Chapter 49

29 4 0
                                    

*Catatan: tulisan blok tebal adalah suara Naruko yang sedang merasuki tubuh Hinata*

Sementara itu tanpa Naruko ketahui Hinata yang berada di balik pintu kini tengah terisak sambil memukul dadanya sendiri.

"Hiks hiks Naruko hiks" tangis Hinata pun pecah.

Namun sayang Naruko telah pergi dan tak bisa mendengar tangisan Hinata.

Seandainya saja Naruko tetap disana sedikit lebih lama maka Naruko akan tahu bahwa Hinata juga sakit meski egonya masih begitu besar.

(Skip time...)

Setelah kejadian malam itu Naruko benar-benar tak lagi muncul di hadapan Hinata.

Seperti yang Naruko katakan terakhir kali bahwa kini hidup Hinata benar-benar tenang dan kembali seperti semula.

Tapi meski begitu tak ada yang berubah sama sekali. Hinata masih mengurung dirinya di dalam rumah entah kenapa.

Satu hal yang hanya diketahui oleh Tuhan bahwa jauh di dalam hati Hinata dia merasa sedih dan hampa.

Kini Naruko tak lagi terlihat bahkan suaranya tak lagi terdengar namun Hinata tetap tak bahagia.

Kenyataannya baik Hinata maupun Naruko sama-sama tak bahagia. Justru mereka berdua terluka karena saling menyakiti.

(Skip time...)

Waktu terus berjalan. Tak terasa hari ini adalah hari terakhir dari 39 hari yang Naruko miliki.

Dan sejak 3 hari yang lalu Naruko hanya bisa berdiam diri di rumah sakit. Pasrah menerima takdir tanpa bisa melakukan apapun.

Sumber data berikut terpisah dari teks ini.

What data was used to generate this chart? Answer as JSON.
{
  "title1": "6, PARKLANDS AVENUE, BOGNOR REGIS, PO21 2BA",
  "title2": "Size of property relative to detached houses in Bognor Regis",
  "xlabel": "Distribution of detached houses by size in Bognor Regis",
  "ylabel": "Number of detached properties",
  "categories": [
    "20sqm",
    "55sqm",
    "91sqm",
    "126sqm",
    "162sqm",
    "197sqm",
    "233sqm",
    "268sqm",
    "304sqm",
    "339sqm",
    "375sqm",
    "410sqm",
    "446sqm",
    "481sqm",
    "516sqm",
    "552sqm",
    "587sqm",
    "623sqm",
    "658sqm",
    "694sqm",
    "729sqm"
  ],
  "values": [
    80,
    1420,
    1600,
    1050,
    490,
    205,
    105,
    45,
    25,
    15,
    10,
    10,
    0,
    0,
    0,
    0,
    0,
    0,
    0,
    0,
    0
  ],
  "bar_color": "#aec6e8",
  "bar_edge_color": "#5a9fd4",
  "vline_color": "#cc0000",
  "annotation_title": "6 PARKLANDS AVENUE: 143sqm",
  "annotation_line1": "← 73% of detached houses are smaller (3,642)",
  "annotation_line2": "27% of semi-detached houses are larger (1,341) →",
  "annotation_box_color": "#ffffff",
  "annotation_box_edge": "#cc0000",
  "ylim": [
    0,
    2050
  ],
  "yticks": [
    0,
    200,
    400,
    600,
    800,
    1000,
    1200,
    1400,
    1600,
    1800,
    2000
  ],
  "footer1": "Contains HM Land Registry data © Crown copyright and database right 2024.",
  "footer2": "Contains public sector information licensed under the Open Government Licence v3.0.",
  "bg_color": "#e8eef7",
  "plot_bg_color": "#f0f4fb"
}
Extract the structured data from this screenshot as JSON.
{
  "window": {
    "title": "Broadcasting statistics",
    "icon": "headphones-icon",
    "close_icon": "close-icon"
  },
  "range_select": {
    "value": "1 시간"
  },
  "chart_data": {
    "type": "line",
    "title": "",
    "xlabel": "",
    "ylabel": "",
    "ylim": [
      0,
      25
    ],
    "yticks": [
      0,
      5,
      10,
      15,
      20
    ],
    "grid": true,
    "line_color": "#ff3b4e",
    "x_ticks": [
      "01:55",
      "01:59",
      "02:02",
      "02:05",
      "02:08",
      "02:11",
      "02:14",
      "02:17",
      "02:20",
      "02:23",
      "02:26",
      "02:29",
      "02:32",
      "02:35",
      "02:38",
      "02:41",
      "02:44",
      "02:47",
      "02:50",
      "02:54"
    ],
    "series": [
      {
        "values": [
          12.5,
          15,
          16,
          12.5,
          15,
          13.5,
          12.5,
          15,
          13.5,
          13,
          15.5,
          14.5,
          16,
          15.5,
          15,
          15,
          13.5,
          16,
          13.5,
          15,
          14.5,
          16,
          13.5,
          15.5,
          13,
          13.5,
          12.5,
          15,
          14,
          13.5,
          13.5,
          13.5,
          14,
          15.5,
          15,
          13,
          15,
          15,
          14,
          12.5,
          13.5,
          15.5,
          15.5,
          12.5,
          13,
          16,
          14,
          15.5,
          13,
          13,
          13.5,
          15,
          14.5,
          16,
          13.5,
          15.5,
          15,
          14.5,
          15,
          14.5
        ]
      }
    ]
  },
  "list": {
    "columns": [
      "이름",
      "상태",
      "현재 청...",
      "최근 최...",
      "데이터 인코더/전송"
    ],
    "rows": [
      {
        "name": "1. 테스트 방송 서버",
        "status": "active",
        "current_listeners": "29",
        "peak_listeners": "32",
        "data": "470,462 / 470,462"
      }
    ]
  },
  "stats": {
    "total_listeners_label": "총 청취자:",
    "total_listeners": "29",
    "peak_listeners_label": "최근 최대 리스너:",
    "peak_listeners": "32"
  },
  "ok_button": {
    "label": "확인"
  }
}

Sementara itu di tempat Hinata...

Tok tok tok...

Sebuah ketukan pintu terdengar halus.

"Hinata kau di dalam!" seru Ino memanggil nama Hinata.

Tap tap tap...

Cklekkk...

Pintu terbuka dan tampak Hinata dengan keadaan cukup berantakan.

Pakaian kusut, rambut awut-awutan dan muka khas bangun tidur.

"Astaga Hinata kau baru bangun?" seru Ino sedikit terkejut melihat penampilan Hinata.

"Engh" gumam ku (Hinata) malas.

"Ck ya ampun anak gadis jam segini baru bangun dasar. Cepat mandi dan bersiap kita pergi ke sekolah" ujar Ino cerewet khas ibu-ibu.

"Aku malas. Lagipula aku tak butuh sekolah lagi" sahut ku (Hinata) cuek.

"Ya ampun Hinata apa yang kau katakan. Kita sudah di kelas 3 dan sebentar lagi akan lulus. Apa kau tidak sayang harus putus sekolah" balas Ino menasehati.

"Aku tak peduli. Kalau kau mau sekolah pergi saja sendiri" sahut ku acuh.

"Pokoknya cepat mandi dan bersiap. Mau tidak mau kita akan ke sekolah. Bahkan meski harus memaksa, aku akan tetap menyeret mu ke sekolah" balas Ino mulai mendorong Hinata masuk ke dalam rumah.

Ino terus mendorong Hinata yang meronta-ronta hingga sampai di depan pintu kamar mandi.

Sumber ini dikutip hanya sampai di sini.